A resolution calling for an Article V Convention of States to propose amendments to the US Constitution is now before Maine lawmakers.

12 states have passed the application so far, and Maine may become the 13th.

States across the nation are considering whether or not to convene to amend the US Constitution to limit the power of the federal government.

“Congress, since 1781, has tried 11,700 times to change the Constitution, and the states have not been allowed to change the Constitution at all.”

Rep. Stephen Stanley says the last eight years of federal government politics has been filled with turmoil. Regardless of political affiliation, he says both sides of the aisle have experienced frustration with the U.S. government’s overreach.

“Before, I think Democrats were against this. Now with what’s going on in Washington, the Democrats probably are more for it. With the previous administration, the president was the Democrat, the Republicans were more in favor of it,” said Stanley, (D).

Stanley has proposed a resolution calling for a state convention to propose amendments to the Constitution. It’s supported by the Convention of States Project.
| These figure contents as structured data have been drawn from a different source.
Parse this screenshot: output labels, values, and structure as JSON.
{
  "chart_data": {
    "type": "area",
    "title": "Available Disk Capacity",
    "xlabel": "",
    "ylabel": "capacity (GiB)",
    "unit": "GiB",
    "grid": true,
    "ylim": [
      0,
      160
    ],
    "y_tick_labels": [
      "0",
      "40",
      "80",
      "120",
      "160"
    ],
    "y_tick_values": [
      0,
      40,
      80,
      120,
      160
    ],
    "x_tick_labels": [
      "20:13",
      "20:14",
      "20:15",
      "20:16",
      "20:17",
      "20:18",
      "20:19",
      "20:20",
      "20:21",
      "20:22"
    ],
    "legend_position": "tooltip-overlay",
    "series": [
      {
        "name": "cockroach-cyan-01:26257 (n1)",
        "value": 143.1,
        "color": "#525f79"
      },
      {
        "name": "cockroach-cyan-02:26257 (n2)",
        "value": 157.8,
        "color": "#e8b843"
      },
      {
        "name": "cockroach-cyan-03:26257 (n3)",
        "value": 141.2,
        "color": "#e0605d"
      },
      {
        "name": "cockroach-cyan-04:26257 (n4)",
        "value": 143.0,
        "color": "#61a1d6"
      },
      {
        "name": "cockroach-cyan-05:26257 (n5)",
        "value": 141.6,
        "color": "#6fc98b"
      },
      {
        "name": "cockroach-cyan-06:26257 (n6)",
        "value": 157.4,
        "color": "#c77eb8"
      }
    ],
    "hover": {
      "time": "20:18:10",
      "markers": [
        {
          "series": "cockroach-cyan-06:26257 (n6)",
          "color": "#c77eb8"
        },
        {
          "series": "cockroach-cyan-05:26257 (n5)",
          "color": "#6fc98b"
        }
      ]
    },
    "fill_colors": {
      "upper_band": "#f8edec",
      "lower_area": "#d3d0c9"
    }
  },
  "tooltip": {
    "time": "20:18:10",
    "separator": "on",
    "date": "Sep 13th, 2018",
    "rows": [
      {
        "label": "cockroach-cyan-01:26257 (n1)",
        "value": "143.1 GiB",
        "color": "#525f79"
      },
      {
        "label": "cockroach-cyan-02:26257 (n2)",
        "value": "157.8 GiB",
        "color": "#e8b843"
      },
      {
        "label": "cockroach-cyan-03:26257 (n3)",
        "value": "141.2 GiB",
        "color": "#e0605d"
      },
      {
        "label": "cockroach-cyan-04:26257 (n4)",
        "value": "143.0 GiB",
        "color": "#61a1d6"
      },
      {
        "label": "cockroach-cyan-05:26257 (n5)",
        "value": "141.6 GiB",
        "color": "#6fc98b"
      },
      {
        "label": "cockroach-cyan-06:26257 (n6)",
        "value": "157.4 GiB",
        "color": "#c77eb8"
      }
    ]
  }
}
“We would like to see the states propose amendments under three categories: the first category is imposing fiscal restraints in the federal government, the second is limiting the power and jurisdiction of the federal government, and the third is term limits on federal officials as well as members of Congress- so that could include the Supreme Court,” said Ken Quinn, State Director of the Convention of States Project.

34 states would need to pass the exact same application in order to call for an Article V Convention of States. Maine is one of only three states in the country that needs two-thirds support from both legislative bodies to pass a proposal to amend the constitution.

If two-thirds of the country support the measure, Congress would then need to call for the convention where state commissioners would attend to represent their state.

“Whatever comes out of convention then goes through the ratification process and Congress will determine whether it’s ratified by state legislatures or state conventions by the people. It takes 38 states to ratify any amendment before it becomes part of the U.S. Constitution. So it’s a very high bar,” said Quinn.

Supporters of the convention say it’s time to ensure no president can exceed his or her constitutional authority through overreaching executive orders. Opponents fear a Convention of States might go too far in proposing amendments to our nation’s founding document.

Despite Article V of the Constitution saying Congress calls the convention, Congress would not have any control of it or the delegates.